Que bruxedo! Também as historietas se viravam contra ela e Alex começava a desesperar. Como era possível que o velhinho fosse tão ativo? Andaria a tomar dos azuis? Era a primeira vez que se questionava sobre essa possibilidade. Não por falta de lembrança ou por burrice, apenas sabia que o senhor padecia de um qualquer assunto cardíaco, o que inicialmente aumentou ainda mais o seu charme aos olhos de Alex, pelo que jamais achou que ele se aventuraria pela potência química, pela artificialidade. Porém, bem vistas as coisas, tê-la a ela e não a usufruir era como ter um Lamborghini que não se pudesse conduzir, fechado na garagem. Vigiou o velhinho com mais atenção e lá descobriu a caixa dos azulinhos.
Finalmente, tinha o assunto resolvido.
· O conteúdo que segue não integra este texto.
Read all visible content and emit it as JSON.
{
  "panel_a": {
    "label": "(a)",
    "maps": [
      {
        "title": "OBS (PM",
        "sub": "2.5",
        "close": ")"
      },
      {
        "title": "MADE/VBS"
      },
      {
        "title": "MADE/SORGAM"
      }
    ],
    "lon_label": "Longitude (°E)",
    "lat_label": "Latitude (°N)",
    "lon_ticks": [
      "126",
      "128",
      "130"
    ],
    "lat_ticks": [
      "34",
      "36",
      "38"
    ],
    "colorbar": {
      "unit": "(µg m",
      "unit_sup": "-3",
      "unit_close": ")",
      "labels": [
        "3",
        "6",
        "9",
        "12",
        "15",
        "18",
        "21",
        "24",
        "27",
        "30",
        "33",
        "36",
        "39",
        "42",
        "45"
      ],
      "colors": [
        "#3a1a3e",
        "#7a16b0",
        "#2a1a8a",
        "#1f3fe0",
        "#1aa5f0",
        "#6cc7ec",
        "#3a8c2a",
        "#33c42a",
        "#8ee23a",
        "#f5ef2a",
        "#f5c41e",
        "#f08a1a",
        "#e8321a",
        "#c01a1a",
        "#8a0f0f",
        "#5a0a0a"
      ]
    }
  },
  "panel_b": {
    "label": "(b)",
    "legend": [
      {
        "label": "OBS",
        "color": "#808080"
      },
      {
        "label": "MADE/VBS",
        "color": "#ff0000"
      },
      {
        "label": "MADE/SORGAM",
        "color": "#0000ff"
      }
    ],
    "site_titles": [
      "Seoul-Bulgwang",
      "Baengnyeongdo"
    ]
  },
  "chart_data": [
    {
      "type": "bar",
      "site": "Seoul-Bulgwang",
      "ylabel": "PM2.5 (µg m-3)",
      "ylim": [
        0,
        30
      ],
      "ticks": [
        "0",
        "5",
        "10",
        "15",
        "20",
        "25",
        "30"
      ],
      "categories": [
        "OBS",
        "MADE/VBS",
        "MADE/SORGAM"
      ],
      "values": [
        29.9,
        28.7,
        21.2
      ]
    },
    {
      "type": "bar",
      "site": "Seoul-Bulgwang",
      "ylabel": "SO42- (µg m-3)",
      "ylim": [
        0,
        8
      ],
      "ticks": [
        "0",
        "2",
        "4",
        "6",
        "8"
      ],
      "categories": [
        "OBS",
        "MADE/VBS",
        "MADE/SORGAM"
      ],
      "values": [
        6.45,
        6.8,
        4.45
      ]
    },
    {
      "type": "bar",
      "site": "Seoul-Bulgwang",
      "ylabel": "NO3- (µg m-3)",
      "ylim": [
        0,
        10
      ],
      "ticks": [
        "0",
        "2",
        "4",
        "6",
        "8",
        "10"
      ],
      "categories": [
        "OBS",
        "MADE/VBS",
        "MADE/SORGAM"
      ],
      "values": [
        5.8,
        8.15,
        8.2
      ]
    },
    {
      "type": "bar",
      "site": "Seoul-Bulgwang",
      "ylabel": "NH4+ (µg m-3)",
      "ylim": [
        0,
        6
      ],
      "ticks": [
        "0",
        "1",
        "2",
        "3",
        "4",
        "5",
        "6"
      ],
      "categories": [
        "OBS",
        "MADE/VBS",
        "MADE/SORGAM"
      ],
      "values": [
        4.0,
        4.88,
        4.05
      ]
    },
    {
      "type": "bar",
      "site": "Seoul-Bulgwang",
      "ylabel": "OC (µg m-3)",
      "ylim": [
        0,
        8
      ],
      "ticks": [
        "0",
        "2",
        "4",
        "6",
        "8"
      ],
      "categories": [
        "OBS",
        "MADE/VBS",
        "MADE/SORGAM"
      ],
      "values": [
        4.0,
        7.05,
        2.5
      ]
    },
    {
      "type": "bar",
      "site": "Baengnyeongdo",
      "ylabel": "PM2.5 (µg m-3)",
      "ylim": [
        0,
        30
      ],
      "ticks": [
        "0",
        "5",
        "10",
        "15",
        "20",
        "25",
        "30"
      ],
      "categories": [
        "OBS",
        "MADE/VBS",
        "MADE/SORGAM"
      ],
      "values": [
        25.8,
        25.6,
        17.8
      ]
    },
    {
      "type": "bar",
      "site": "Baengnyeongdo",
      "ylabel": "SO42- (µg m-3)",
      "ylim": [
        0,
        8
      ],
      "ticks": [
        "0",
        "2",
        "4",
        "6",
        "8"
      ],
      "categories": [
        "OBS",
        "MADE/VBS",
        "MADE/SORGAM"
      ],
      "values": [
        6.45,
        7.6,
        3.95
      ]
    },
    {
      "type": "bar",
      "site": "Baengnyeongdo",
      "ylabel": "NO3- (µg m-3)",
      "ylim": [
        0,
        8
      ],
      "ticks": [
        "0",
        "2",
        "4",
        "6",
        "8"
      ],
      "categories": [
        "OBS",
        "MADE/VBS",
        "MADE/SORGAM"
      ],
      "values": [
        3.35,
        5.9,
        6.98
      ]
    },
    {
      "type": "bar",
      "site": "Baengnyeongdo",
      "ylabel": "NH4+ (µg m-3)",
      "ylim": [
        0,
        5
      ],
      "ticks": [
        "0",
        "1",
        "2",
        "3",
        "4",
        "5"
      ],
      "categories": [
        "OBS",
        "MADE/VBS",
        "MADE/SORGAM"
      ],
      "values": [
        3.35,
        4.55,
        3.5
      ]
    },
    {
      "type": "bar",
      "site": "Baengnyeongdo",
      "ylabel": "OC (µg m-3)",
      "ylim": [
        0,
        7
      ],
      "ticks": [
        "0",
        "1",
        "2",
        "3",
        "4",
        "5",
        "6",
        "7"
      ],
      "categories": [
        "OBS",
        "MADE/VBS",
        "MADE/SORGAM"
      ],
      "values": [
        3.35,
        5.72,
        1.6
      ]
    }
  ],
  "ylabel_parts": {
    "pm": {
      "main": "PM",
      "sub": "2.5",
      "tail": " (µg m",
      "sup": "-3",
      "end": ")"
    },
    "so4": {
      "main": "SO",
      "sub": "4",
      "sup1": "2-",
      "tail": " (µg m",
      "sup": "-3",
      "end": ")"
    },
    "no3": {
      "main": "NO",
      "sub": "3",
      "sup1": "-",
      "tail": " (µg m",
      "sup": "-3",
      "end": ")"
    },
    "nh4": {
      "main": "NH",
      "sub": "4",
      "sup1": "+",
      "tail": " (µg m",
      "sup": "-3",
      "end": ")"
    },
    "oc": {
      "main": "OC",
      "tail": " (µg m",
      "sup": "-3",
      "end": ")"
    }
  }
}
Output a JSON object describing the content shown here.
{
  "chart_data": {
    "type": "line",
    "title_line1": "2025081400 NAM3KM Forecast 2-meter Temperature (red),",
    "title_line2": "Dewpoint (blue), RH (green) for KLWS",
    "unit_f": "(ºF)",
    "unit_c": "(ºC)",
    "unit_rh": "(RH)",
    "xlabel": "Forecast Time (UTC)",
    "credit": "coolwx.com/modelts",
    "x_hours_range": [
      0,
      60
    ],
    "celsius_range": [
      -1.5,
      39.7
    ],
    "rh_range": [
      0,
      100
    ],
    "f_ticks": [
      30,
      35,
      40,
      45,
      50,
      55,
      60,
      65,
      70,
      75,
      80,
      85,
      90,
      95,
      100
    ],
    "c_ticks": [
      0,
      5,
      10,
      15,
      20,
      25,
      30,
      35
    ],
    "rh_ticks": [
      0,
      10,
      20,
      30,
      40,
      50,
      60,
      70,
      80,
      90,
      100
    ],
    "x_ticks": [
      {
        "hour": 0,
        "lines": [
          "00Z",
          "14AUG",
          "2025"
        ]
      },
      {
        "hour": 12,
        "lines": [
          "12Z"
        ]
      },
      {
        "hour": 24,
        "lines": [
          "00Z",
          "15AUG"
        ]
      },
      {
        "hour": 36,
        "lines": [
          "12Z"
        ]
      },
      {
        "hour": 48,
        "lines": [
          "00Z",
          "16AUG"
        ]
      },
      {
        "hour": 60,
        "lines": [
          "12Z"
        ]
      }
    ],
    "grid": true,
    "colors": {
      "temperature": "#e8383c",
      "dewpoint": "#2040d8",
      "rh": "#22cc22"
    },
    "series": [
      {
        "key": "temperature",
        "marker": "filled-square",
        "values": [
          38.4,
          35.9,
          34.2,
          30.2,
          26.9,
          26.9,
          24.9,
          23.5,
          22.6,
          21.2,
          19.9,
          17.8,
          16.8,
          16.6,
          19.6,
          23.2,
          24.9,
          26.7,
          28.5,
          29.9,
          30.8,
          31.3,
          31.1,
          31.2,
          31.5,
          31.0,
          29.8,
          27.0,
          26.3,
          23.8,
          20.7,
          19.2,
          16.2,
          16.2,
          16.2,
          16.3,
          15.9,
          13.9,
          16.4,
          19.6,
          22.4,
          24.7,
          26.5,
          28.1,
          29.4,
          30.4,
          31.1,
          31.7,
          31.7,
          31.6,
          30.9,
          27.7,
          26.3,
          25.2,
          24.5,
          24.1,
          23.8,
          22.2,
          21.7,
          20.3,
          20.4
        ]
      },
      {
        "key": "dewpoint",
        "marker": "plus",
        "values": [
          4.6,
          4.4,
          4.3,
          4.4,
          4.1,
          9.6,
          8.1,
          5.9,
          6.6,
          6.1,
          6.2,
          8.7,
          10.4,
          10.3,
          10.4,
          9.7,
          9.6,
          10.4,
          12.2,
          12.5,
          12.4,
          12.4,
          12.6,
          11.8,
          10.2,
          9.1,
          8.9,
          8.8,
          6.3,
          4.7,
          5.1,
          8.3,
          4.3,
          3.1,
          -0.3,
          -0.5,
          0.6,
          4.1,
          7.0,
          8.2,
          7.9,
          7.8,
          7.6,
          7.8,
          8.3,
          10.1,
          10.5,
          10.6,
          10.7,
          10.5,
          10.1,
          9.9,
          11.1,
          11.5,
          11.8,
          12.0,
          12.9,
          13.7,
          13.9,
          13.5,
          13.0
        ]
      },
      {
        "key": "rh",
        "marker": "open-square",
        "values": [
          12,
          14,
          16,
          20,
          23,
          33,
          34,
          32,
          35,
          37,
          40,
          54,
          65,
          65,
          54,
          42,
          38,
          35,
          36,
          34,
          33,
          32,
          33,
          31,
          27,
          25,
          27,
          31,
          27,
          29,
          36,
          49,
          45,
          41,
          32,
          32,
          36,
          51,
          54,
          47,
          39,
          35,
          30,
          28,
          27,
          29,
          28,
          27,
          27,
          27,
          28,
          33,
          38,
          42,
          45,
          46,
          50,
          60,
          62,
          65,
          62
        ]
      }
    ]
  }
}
Que alívio sentiu nesse dia e em todos os outros daí em diante. Lá passaram à dádiva sexual mensal, com sorte, o que era bem melhor do que inicialmente previsto. Retomaram as viagens de longo curso e já nem sequer tinha de inventar histórias, até porque o velhinho adormecia cada vez mais cedo. Primeiro, Alex estranhou, depois achou que devia ser por ela ter passado a pintar de azul os soporíferos lá de casa. Ficou mais aliviada, pois também não podia permitir que o velhinho perdesse o interesse em si. Até porque havia ainda muito a mudar no testamento do queriducho do velhote. Claro que sempre que Alex queria sexo de verdade, lá dava um dos verdadeiros ao velhinho. E assim termina a história da reforma de Xana.
Moral da história:
O azul é uma cor linda. Dizem ainda que no poupar está o ganho, mas o ganho está sempre do lado de quem vende e não de quem compra. Devia antes ser, no roubar está o ganho. Aí, sim, coloca-se o privilégio do lado do praticante da ação. O verde e o laranja também são demais!